Even the Smallest Faith Can Move the Impossible
Jesus names a mulberry tree — a plant with deep, stubborn roots that refuses to die. We all have one of those in our lives.
Maybe it’s addiction.
Maybe it’s shame.
Maybe it’s loneliness that sneaks up in retirement.
Maybe it’s the news feed that keeps breaking your heart.
You might look at that tree and think, “My faith is too small to move this.”
But Jesus says even the smallest faith can start the work of uprooting what seems impossible.
Faith Is a Verb, Not a Feeling
In 2 Timothy 1, Paul tells his student Timothy:
“Fan into flame the gift of God that is in you… Guard the good treasure entrusted to you.”
Notice the verbs — fan, guard, hold, protect.
Faith isn’t about feeling confident or inspired. It’s about doing something small and stubborn. It’s showing up to worship when you don’t feel it. It’s praying when you don’t know what to say. It’s telling someone else, “You’re not alone.”
Faith isn’t a trophy you keep polished — it’s a candle on a Missouri porch in a windstorm. You spend half your time shielding it and swearing, and somehow it still burns.
The Lois and Eunice Kind of Faith
Paul reminds Timothy of his grandmother Lois and mother Eunice — women who passed on their faith in hard times. These weren’t quiet church ladies baking lemon bars. They were holy rebels who refused to let the gospel die under the weight of empire.

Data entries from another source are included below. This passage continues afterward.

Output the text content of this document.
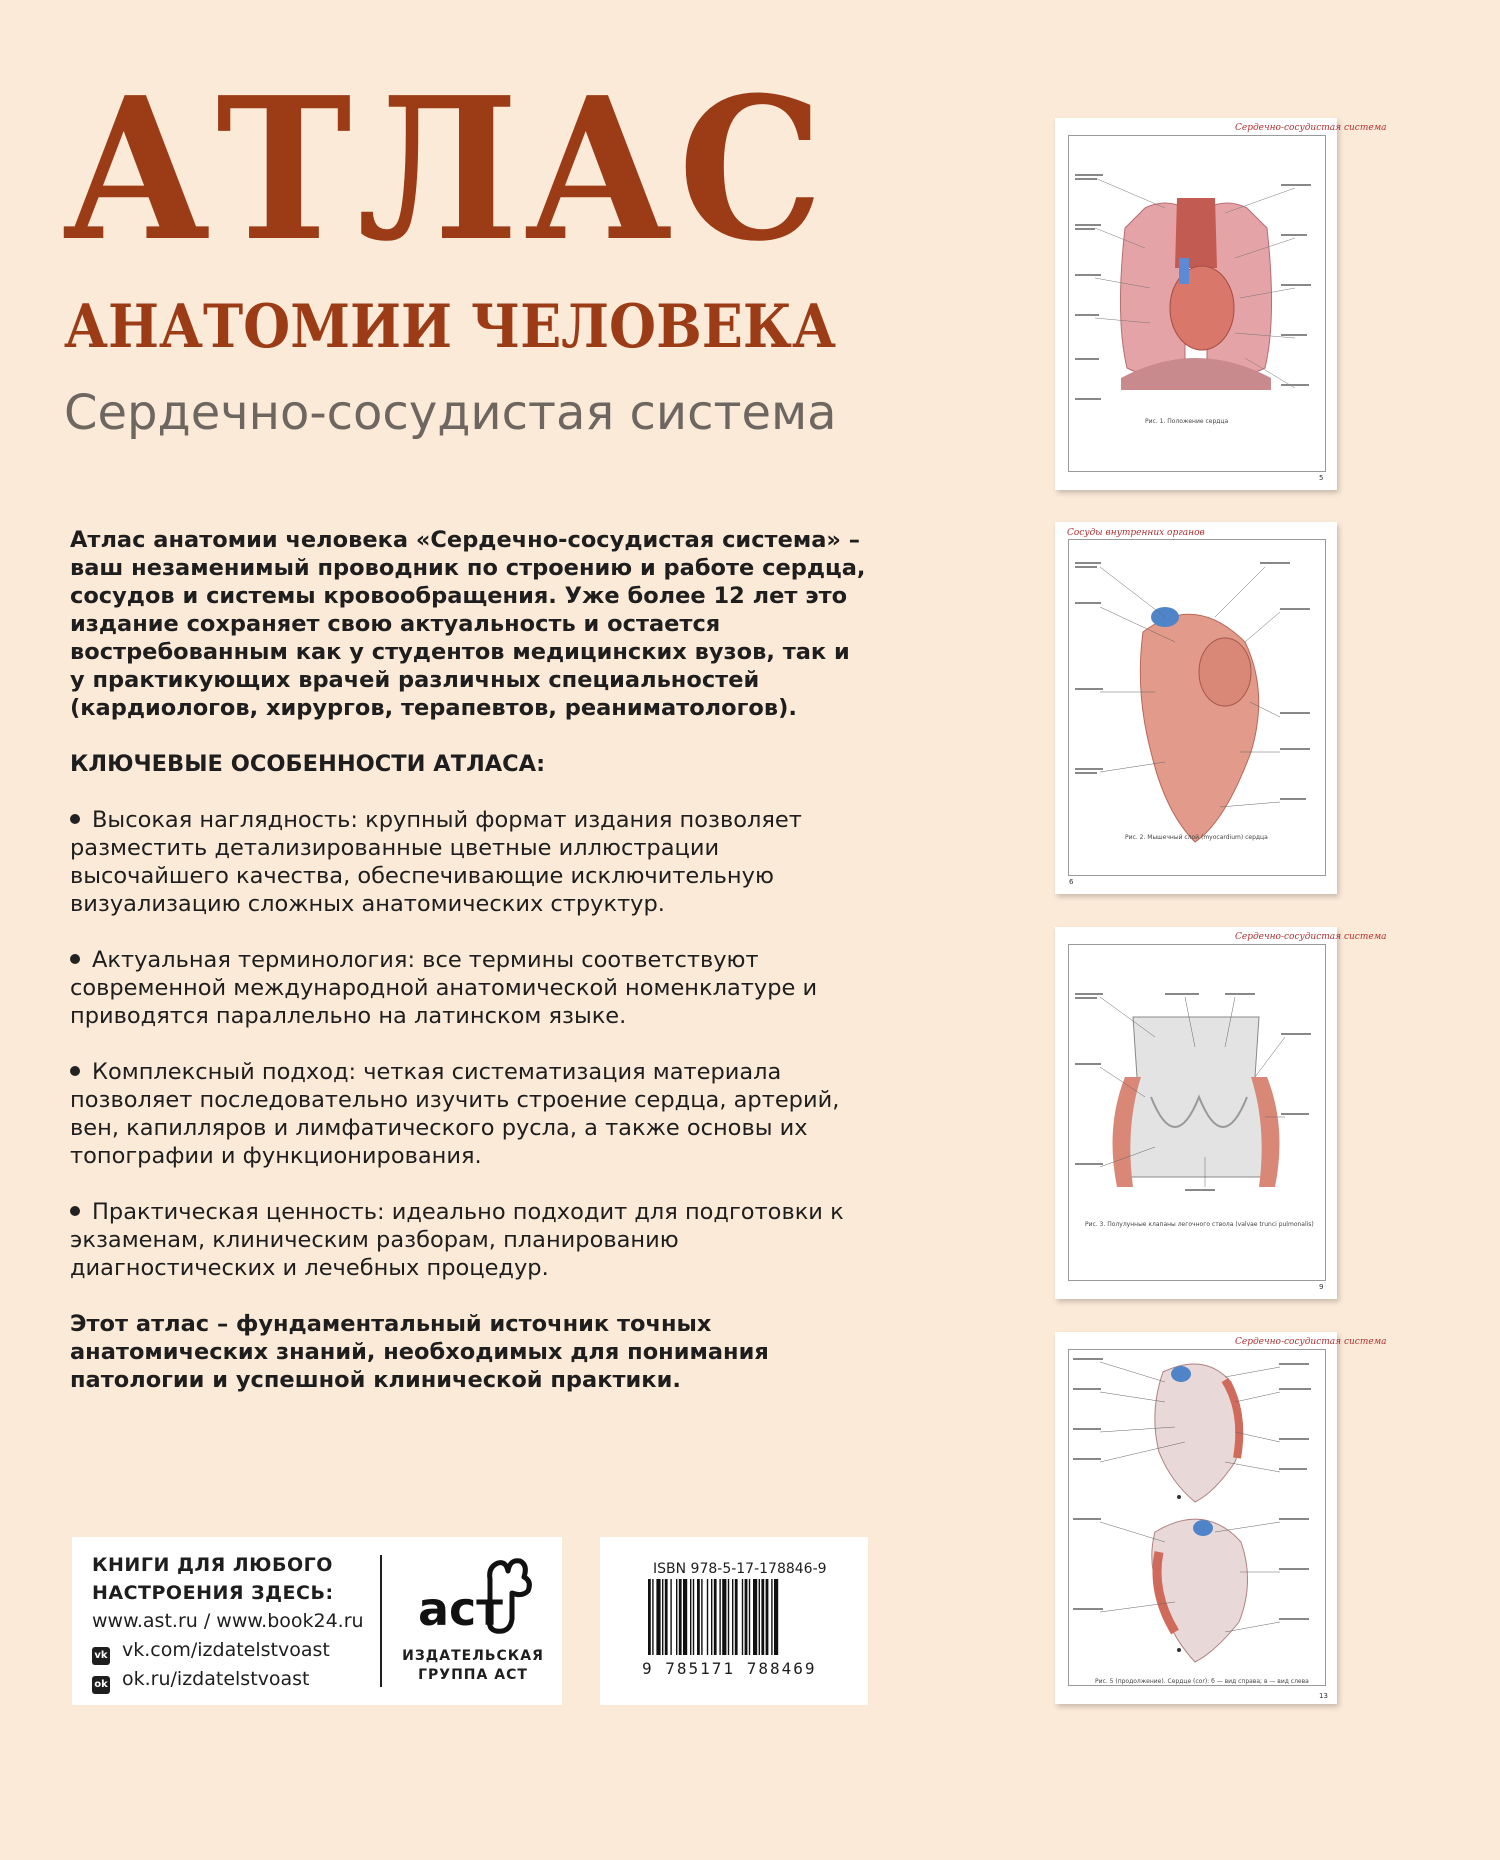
АТЛАС
АНАТОМИИ ЧЕЛОВЕКА
Сердечно-сосудистая система

Атлас анатомии человека «Сердечно-сосудистая система» – ваш незаменимый проводник по строению и работе сердца, сосудов и системы кровообращения. Уже более 12 лет это издание сохраняет свою актуальность и остается востребованным как у студентов медицинских вузов, так и у практикующих врачей различных специальностей (кардиологов, хирургов, терапевтов, реаниматологов).

КЛЮЧЕВЫЕ ОСОБЕННОСТИ АТЛАСА:

Высокая наглядность: крупный формат издания позволяет разместить детализированные цветные иллюстрации высочайшего качества, обеспечивающие исключительную визуализацию сложных анатомических структур.

Актуальная терминология: все термины соответствуют современной международной анатомической номенклатуре и приводятся параллельно на латинском языке.

Комплексный подход: четкая систематизация материала позволяет последовательно изучить строение сердца, артерий, вен, капилляров и лимфатического русла, а также основы их топографии и функционирования.

Практическая ценность: идеально подходит для подготовки к экзаменам, клиническим разборам, планированию диагностических и лечебных процедур.

Этот атлас – фундаментальный источник точных анатомических знаний, необходимых для понимания патологии и успешной клинической практики.

КНИГИ ДЛЯ ЛЮБОГО

НАСТРОЕНИЯ ЗДЕСЬ:

www.ast.ru / www.book24.ru

vk vk.com/izdatelstvoast

ok ok.ru/izdatelstvoast

аст
ИЗДАТЕЛЬСКАЯ
ГРУППА АСТ
ISBN 978-5-17-178846-9
9 785171 788469
Сердечно-сосудистая система
Рис. 1. Положение сердца
5
Сосуды внутренних органов
Рис. 2. Мышечный слой (myocardium) сердца
6
Сердечно-сосудистая система
Рис. 3. Полулунные клапаны легочного ствола (valvae trunci pulmonalis)
9
Сердечно-сосудистая система
Рис. 5 (продолжение). Сердце (cor): б — вид справа; в — вид слева
13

And honestly? That’s you, New Springs Community Church.
You’re the ones who keep showing up, who bring casseroles when grief hits, who laugh and cry together in small groups. You fan the flame for someone else, even when you don’t feel your own faith burning bright.
Mustard-Seed Grace at the Table
Every week, we gather around a small table — a crumb of bread, a sip of grape juice. It’s not fancy. It’s mustard-seed small.
But somehow, this meal uproots shame and death and plants grace instead.
It’s absurd that God meets us in carbs and Welch’s grape juice in Lee’s Summit, Missouri. And yet that’s exactly where resurrection happens — not in power or perfection, but in small, ordinary faith.
When You Feel Like You Don’t Have Enough
If your faith feels gone, remember: God still has the lighter.
If your faith feels fragile, trust the mustard seed.
If you think you don’t have enough, you already do.
God isn’t timid.
God is love.
God is power.
God is presence — even when you don’t feel any of those things.
So maybe the prayer isn’t “Lord, increase my faith.”
Maybe it’s:
“Lord, help me trust this ridiculous, scandalous little speck you’ve already planted.”
Let’s Talk About It
At New Springs, we believe faith grows best in conversation — not perfection.
Two questions to reflect on this week:
What’s your “mulberry tree” — that deeply rooted thing you’re sure your faith is too small to move?
When has your faith felt fragile, and what simple act of “showing up” — yours or someone else’s — helped fan the flame again?